As a pragmatic Believer, I do both. I pray and I ask myself if I can do anything else to impact the outcome, improve my lot or that of others. And if I’m not sure if there is anything I can do, I pray about that, too.

Worry is not my demon. I’ve never experienced hopelessness either.

I do, however, get very angry and impatient. Those are my demons. I know it. They are every bit as mean and nasty as worry.

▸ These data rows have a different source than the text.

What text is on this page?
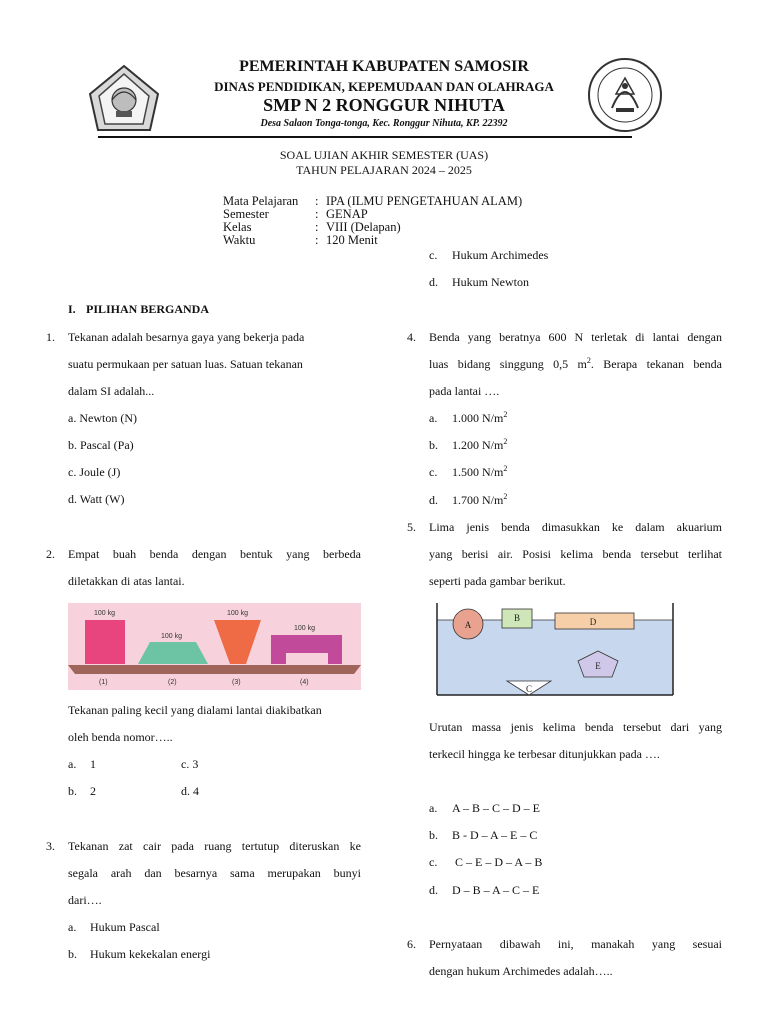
PEMERINTAH KABUPATEN SAMOSIR
DINAS PENDIDIKAN, KEPEMUDAAN DAN OLAHRAGA
SMP N 2 RONGGUR NIHUTA
Desa Salaon Tonga-tonga, Kec. Ronggur Nihuta, KP. 22392
SOAL UJIAN AKHIR SEMESTER (UAS)
TAHUN PELAJARAN 2024 – 2025
Mata Pelajaran	: IPA (ILMU PENGETAHUAN ALAM)
Semester	: GENAP
Kelas	: VIII (Delapan)
Waktu	: 120 Menit
I. PILIHAN BERGANDA
1. Tekanan adalah besarnya gaya yang bekerja pada
suatu permukaan per satuan luas. Satuan tekanan
dalam SI adalah...
a. Newton (N)
b. Pascal (Pa)
c. Joule (J)
d. Watt (W)
2. Empat buah benda dengan bentuk yang berbeda
diletakkan di atas lantai.
100 kg
100 kg
100 kg
100 kg
(1)	(2)	(3)	(4)
Tekanan paling kecil yang dialami lantai diakibatkan
oleh benda nomor…..
a. 1	c. 3
b. 2	d. 4
3. Tekanan zat cair pada ruang tertutup diteruskan ke
segala arah dan besarnya sama merupakan bunyi
dari….
a. Hukum Pascal
b. Hukum kekekalan energi
c. Hukum Archimedes
d. Hukum Newton
4. Benda yang beratnya 600 N terletak di lantai dengan
luas bidang singgung 0,5 $m^2$. Berapa tekanan benda
pada lantai ….
a. 1.000 $N/m^2$
b. 1.200 $N/m^2$
c. 1.500 $N/m^2$
d. 1.700 $N/m^2$
5. Lima jenis benda dimasukkan ke dalam akuarium
yang berisi air. Posisi kelima benda tersebut terlihat
seperti pada gambar berikut.
A
B
C
D
E
Urutan massa jenis kelima benda tersebut dari yang
terkecil hingga ke terbesar ditunjukkan pada ….
a. A – B – C – D – E
b. B - D – A – E – C
c. C – E – D – A – B
d. D – B – A – C – E
6. Pernyataan dibawah ini, manakah yang sesuai
dengan hukum Archimedes adalah…..
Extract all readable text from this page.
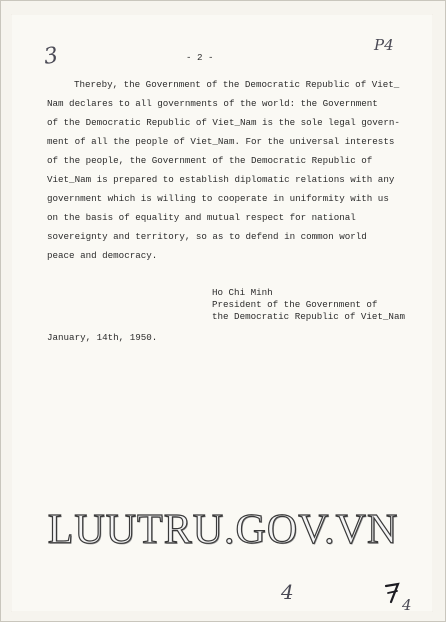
3	P4
- 2 -
Thereby, the Government of the Democratic Republic of Viet_
Nam declares to all governments of the world: the Government
of the Democratic Republic of Viet_Nam is the sole legal govern-
ment of all the people of Viet_Nam. For the universal interests
of the people, the Government of the Democratic Republic of
Viet_Nam is prepared to establish diplomatic relations with any
government which is willing to cooperate in uniformity with us
on the basis of equality and mutual respect for national
sovereignty and territory, so as to defend in common world
peace and democracy.
Ho Chi Minh
President of the Government of
the Democratic Republic of Viet_Nam
January, 14th, 1950.
LUUTRU.GOV.VN
4
4
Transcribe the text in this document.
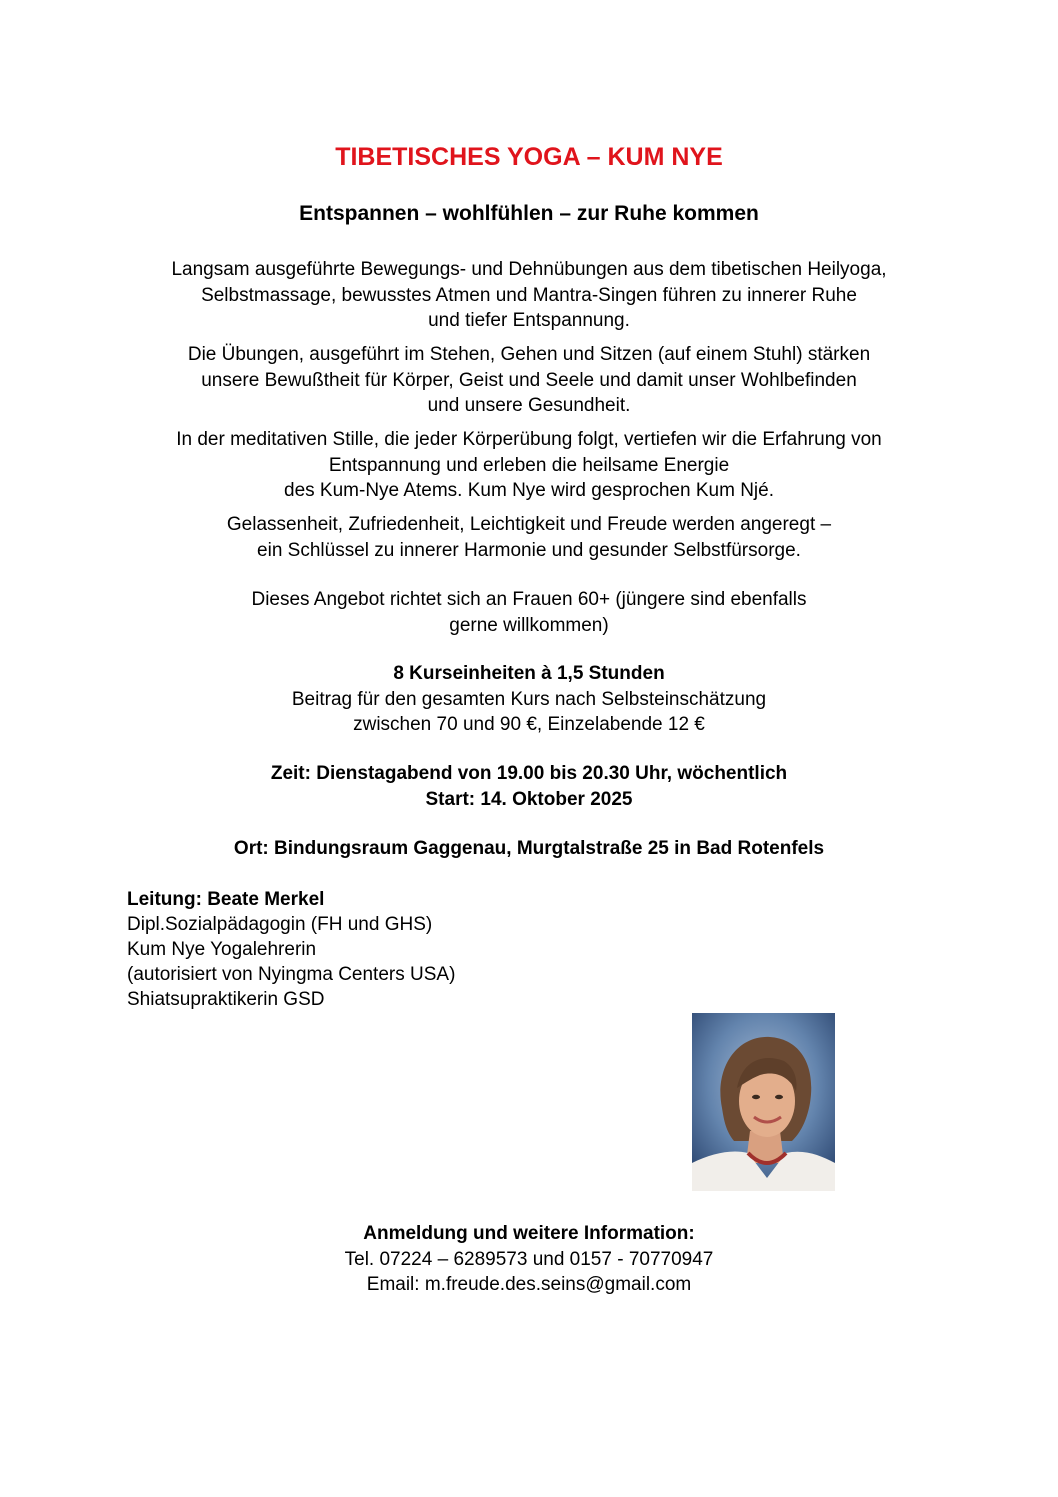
TIBETISCHES YOGA – KUM NYE
Entspannen – wohlfühlen – zur Ruhe kommen
Langsam ausgeführte Bewegungs- und Dehnübungen aus dem tibetischen Heilyoga,
Selbstmassage, bewusstes Atmen und Mantra-Singen führen zu innerer Ruhe
und tiefer Entspannung.
Die Übungen, ausgeführt im Stehen, Gehen und Sitzen (auf einem Stuhl) stärken
unsere Bewußtheit für Körper, Geist und Seele und damit unser Wohlbefinden
und unsere Gesundheit.
In der meditativen Stille, die jeder Körperübung folgt, vertiefen wir die Erfahrung von
Entspannung und erleben die heilsame Energie
des Kum-Nye Atems. Kum Nye wird gesprochen Kum Njé.
Gelassenheit, Zufriedenheit, Leichtigkeit und Freude werden angeregt –
ein Schlüssel zu innerer Harmonie und gesunder Selbstfürsorge.
Dieses Angebot richtet sich an Frauen 60+ (jüngere sind ebenfalls
gerne willkommen)
8 Kurseinheiten à 1,5 Stunden
Beitrag für den gesamten Kurs nach Selbsteinschätzung
zwischen 70 und 90 €, Einzelabende 12 €
Zeit: Dienstagabend von 19.00 bis 20.30 Uhr, wöchentlich
Start: 14. Oktober 2025
Ort: Bindungsraum Gaggenau, Murgtalstraße 25 in Bad Rotenfels
Leitung: Beate Merkel
Dipl.Sozialpädagogin (FH und GHS)
Kum Nye Yogalehrerin
(autorisiert von Nyingma Centers USA)
Shiatsupraktikerin GSD
Anmeldung und weitere Information:
Tel. 07224 – 6289573 und 0157 - 70770947
Email: m.freude.des.seins@gmail.com
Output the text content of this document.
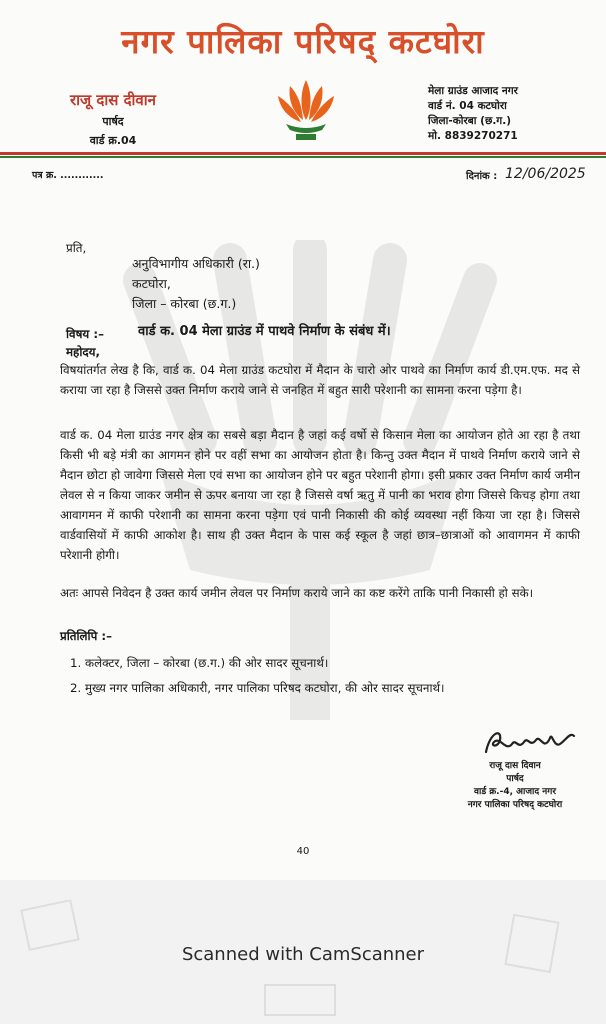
नगर पालिका परिषद् कटघोरा
राजू दास दीवान
पार्षद
वार्ड क्र.04
मेला ग्राउंड आजाद नगर
वार्ड नं. 04 कटघोरा
जिला-कोरबा (छ.ग.)
मो. 8839270271
पत्र क्र. ............	दिनांक : 12/06/2025
प्रति,
अनुविभागीय अधिकारी (रा.)
कटघोरा,
जिला – कोरबा (छ.ग.)
विषय :–	वार्ड क. 04 मेला ग्राउंड में पाथवे निर्माण के संबंध में।
महोदय,
विषयांतर्गत लेख है कि, वार्ड क. 04 मेला ग्राउंड कटघोरा में मैदान के चारो ओर पाथवे का निर्माण कार्य डी.एम.एफ. मद से कराया जा रहा है जिससे उक्त निर्माण कराये जाने से जनहित में बहुत सारी परेशानी का सामना करना पड़ेगा है।
वार्ड क. 04 मेला ग्राउंड नगर क्षेत्र का सबसे बड़ा मैदान है जहां कई वर्षो से किसान मेला का आयोजन होते आ रहा है तथा किसी भी बड़े मंत्री का आगमन होने पर वहीं सभा का आयोजन होता है। किन्तु उक्त मैदान में पाथवे निर्माण कराये जाने से मैदान छोटा हो जावेगा जिससे मेला एवं सभा का आयोजन होने पर बहुत परेशानी होगा। इसी प्रकार उक्त निर्माण कार्य जमीन लेवल से न किया जाकर जमीन से ऊपर बनाया जा रहा है जिससे वर्षा ऋतु में पानी का भराव होगा जिससे किचड़ होगा तथा आवागमन में काफी परेशानी का सामना करना पड़ेगा एवं पानी निकासी की कोई व्यवस्था नहीं किया जा रहा है। जिससे वार्डवासियों में काफी आकोश है। साथ ही उक्त मैदान के पास कई स्कूल है जहां छात्र–छात्राओं को आवागमन में काफी परेशानी होगी।
अतः आपसे निवेदन है उक्त कार्य जमीन लेवल पर निर्माण कराये जाने का कष्ट करेंगे ताकि पानी निकासी हो सके।
प्रतिलिपि :–
1. कलेक्टर, जिला – कोरबा (छ.ग.) की ओर सादर सूचनार्थ।
2. मुख्य नगर पालिका अधिकारी, नगर पालिका परिषद कटघोरा, की ओर सादर सूचनार्थ।
राजू दास दिवान
पार्षद
वार्ड क्र.-4, आजाद नगर
नगर पालिका परिषद् कटघोरा
40
Scanned with CamScanner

I combat my demons with prayer and humor. God knows, if I couldn’t laugh, I might start crying and never, ever stop. I’d let the sharks at the bottom of the waterfall chomp me to bits if I couldn’t knock them out with a good belly-laugh.

So, I envision myself trapped in a Far Side cartoon—and I sing that Hee Haw song. “Gloom, despair, and agony on me. Deep down depression. Excessive misery. If it weren’t for bad luck, I’d have no luck at all. Gloom, despair, agony on me.”

Eventually, I do stop laughing and start counting my blessings. That’s where I am today.